1719 Establishment

The 1719 Establishment was the first formal 'Establishment' (mandatory requirements to govern the construction of warships for the Royal Navy) laid down to govern the construction of all ships built or rebuilt down to those of 20 carriage guns, whether in the Royal Dockyards or by commercial contractors. It did not apply to ships and other vessels with fewer than 20 carriage guns (which were unrated vessels). It superseded the previous 1706 Establishment, which had only specified the major dimensions of ships of 40 guns and above (and had specifically excluded the 100-gun first rates).

The new 1719 Establishment was applied to all new ships from first rates down to sixth rates inclusive (i.e. all ships of 20 or more guns) as well as to rebuilds of existing ships. In fact, for the first 20 years from 1719, all ships were technically rebuilds of existing ships, as the Admiralty were constrained not to build "new" (i.e. additional) ships. During this period, a rebuild could amount to anything from stripping off planking to facilitate replacement of rotten timbers and adjustments to suit the required dimensions, or complete dismantlement and construction of what was, for all intents and purposes, a completely new ship making but the scantiest use of timber from the old ship.

More important was that the new Establishment in 1719 was not simply limited to specifying the overall dimensions of each type of warship, but now set out in great detail other factors used in constructing the ship, down to the thickness of timbers ("scantlings") used in construction and planking.

The Establishment adopted in 1719 was subject to substantial revisions in both 1733 and 1741, although on neither occasion was the 1719 Establishment replaced.
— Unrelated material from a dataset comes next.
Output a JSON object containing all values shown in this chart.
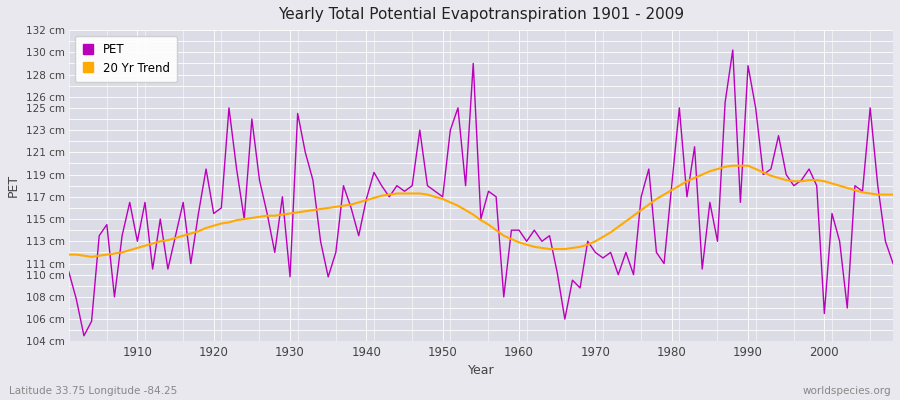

A new Establishment was finally adopted in 1745.

Before the 1745 centralised all design work in the office of the Surveyor of the Navy, the design of every vessel was the responsibility of the Master Shipwright in the dockyard in which that vessel was built; thus ships built to one Establishment has to conform to the dimensions and other measurements specified by that Establishment, but were to varying designs and therefore did not constitute a "class" in the modern use of the term. The exception to this was when ships were built under contract by commercial shipbuilders, for which a common design was prepared by the Surveyor and copies sent to the shipbuilder for execution; this only applied to some of the two-decker ships and smaller vessels (all three-deckers were built or rebuilt in the Royal Dockyards), and was almost exclusively a wartime occurrence.